There are at least three reasons why the plays of Shakespeare still enthral audiences and enlighten readers all around the world.

The first is their intrinsic excellence as dramas and as poetry.  Shakespeare may or may not have been equalled as a poet, but he was never equalled as a dramatist.

The second is the range of his material, not just geographically or historically, or across the various genres of the plays, but across the whole range of the human experience for all kinds and levels of humanity.  It is these two factors that give the sense of timelessness and universality possessed by great art.  When you add the ways that many of the plays challenged the status quo at the time the plays were written, in ways that can still seem at least relevant if not positively modern, you can see why each generation keeps coming back to the plays and keeps taking something different from them.

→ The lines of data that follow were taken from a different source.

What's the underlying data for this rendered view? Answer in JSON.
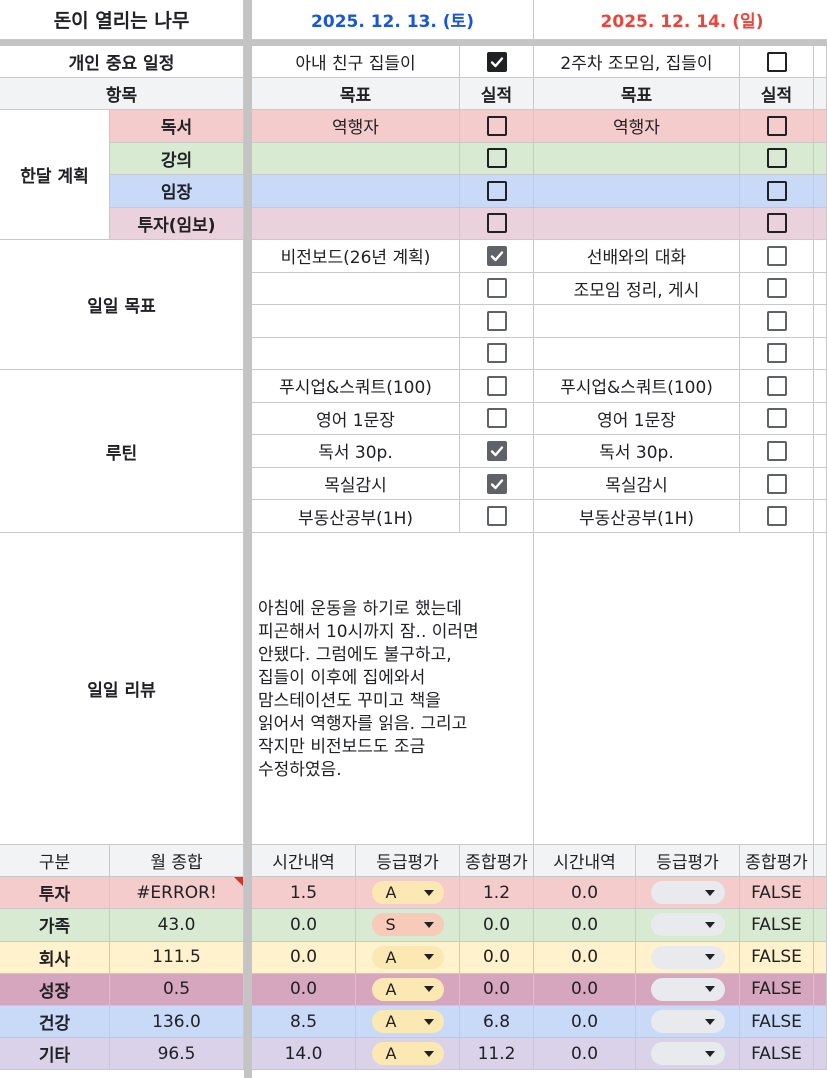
{
  "title": "돈이 열리는 나무",
  "dates": [
    {
      "text": "2025. 12. 13. (토)",
      "color": "#1a56db"
    },
    {
      "text": "2025. 12. 14. (일)",
      "color": "#e8453c"
    }
  ],
  "important": {
    "label": "개인 중요 일정",
    "day1": {
      "text": "아내 친구 집들이",
      "checked": true
    },
    "day2": {
      "text": "2주차 조모임, 집들이",
      "checked": false
    }
  },
  "headers": {
    "item": "항목",
    "goal": "목표",
    "result": "실적"
  },
  "monthly": {
    "label": "한달 계획",
    "rows": [
      {
        "name": "독서",
        "color": "#f4cccc",
        "day1": "역행자",
        "day2": "역행자"
      },
      {
        "name": "강의",
        "color": "#d9ead3",
        "day1": "",
        "day2": ""
      },
      {
        "name": "임장",
        "color": "#c9daf8",
        "day1": "",
        "day2": ""
      },
      {
        "name": "투자(임보)",
        "color": "#ead1dc",
        "day1": "",
        "day2": ""
      }
    ]
  },
  "daily_goals": {
    "label": "일일 목표",
    "rows": [
      {
        "day1": "비전보드(26년 계획)",
        "c1": true,
        "day2": "선배와의 대화",
        "c2": false
      },
      {
        "day1": "",
        "c1": false,
        "day2": "조모임 정리, 게시",
        "c2": false
      },
      {
        "day1": "",
        "c1": false,
        "day2": "",
        "c2": false
      },
      {
        "day1": "",
        "c1": false,
        "day2": "",
        "c2": false
      }
    ]
  },
  "routine": {
    "label": "루틴",
    "rows": [
      {
        "day1": "푸시업&스쿼트(100)",
        "c1": false,
        "day2": "푸시업&스쿼트(100)",
        "c2": false
      },
      {
        "day1": "영어 1문장",
        "c1": false,
        "day2": "영어 1문장",
        "c2": false
      },
      {
        "day1": "독서 30p.",
        "c1": true,
        "day2": "독서 30p.",
        "c2": false
      },
      {
        "day1": "목실감시",
        "c1": true,
        "day2": "목실감시",
        "c2": false
      },
      {
        "day1": "부동산공부(1H)",
        "c1": false,
        "day2": "부동산공부(1H)",
        "c2": false
      }
    ]
  },
  "review": {
    "label": "일일 리뷰",
    "day1": "아침에 운동을 하기로 했는데\n피곤해서 10시까지 잠.. 이러면\n안됐다. 그럼에도 불구하고,\n집들이 이후에 집에와서\n맘스테이션도 꾸미고 책을\n읽어서 역행자를 읽음. 그리고\n작지만 비전보드도 조금\n수정하였음.",
    "day2": ""
  },
  "summary": {
    "headers": {
      "category": "구분",
      "monthly_total": "월 종합",
      "time": "시간내역",
      "grade": "등급평가",
      "overall": "종합평가"
    },
    "rows": [
      {
        "category": "투자",
        "color": "#f4cccc",
        "total": "#ERROR!",
        "t1": "1.5",
        "g1": "A",
        "o1": "1.2",
        "t2": "0.0",
        "o2": "FALSE",
        "pill": "#fce8b2"
      },
      {
        "category": "가족",
        "color": "#d9ead3",
        "total": "43.0",
        "t1": "0.0",
        "g1": "S",
        "o1": "0.0",
        "t2": "0.0",
        "o2": "FALSE",
        "pill": "#f7cbb7"
      },
      {
        "category": "회사",
        "color": "#fff2cc",
        "total": "111.5",
        "t1": "0.0",
        "g1": "A",
        "o1": "0.0",
        "t2": "0.0",
        "o2": "FALSE",
        "pill": "#fce8b2"
      },
      {
        "category": "성장",
        "color": "#d5a6bd",
        "total": "0.5",
        "t1": "0.0",
        "g1": "A",
        "o1": "0.0",
        "t2": "0.0",
        "o2": "FALSE",
        "pill": "#fce8b2"
      },
      {
        "category": "건강",
        "color": "#c9daf8",
        "total": "136.0",
        "t1": "8.5",
        "g1": "A",
        "o1": "6.8",
        "t2": "0.0",
        "o2": "FALSE",
        "pill": "#fce8b2"
      },
      {
        "category": "기타",
        "color": "#d9d2e9",
        "total": "96.5",
        "t1": "14.0",
        "g1": "A",
        "o1": "11.2",
        "t2": "0.0",
        "o2": "FALSE",
        "pill": "#fce8b2"
      }
    ]
  }
}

The third factor follows from what Nietzsche called ‘the death of God’.  Shakespeare wrote of a medieval world dominated by God and the Church.  That dominance had greatly been shaken by the time of Elizabeth I, not least because of the split in the church.  Now in England and in many of its former colonies, except the United States, God and the Church are minority interests, and the hunger for ritual and myth of the rest can be pathetic to observe.  There is only so far that Elvis Presley, the Princess of Wales, the Lions or Wallabies, or the All Blacks, or a couple of bottles of red, can go to fill the vacuum.  There are times when you can almost taste the void that is close to the heart of our communal life.

Shakespeare is part of our language, and part of the fabric of our history and intellectual life.  He is for us at least what Homer was to the Greeks.  Going to the theatre – to see Shakespeare or the opera – and drawing on our cultural history is as close as many can now get to the myth and ritual it seems that most humans crave.

The director Deborah Warner referred to the observation of Laurence Olivier that with Shakespeare we touch ‘the face of God’ and said:  ‘What Shakespeare does – whoever he was – he makes you proud to be human.’  Richard Burton said:

I wondered through the book for a long time, but no other writer hit me with quite the impact of William S.  What a stupendous God he was, he is.  What chance combination of genes went to the making of that towering imagination, that brilliant gift of words, that staggering compassion, that understanding of all human frailty, that total absence of pomposity, that wit, that pun, that joy in words and the later agony.  It seems that he wrote everything worth writing and the rest of his fraternity have merely fugued on his million themes…..

It was the mission of this poet to put us at ease with our humanity.  There is not much else to say, except that my favourite remark about Shakespeare was made by Ralph Waldo Emerson: ‘When I read Shakespeare, I actually shade my eyes.’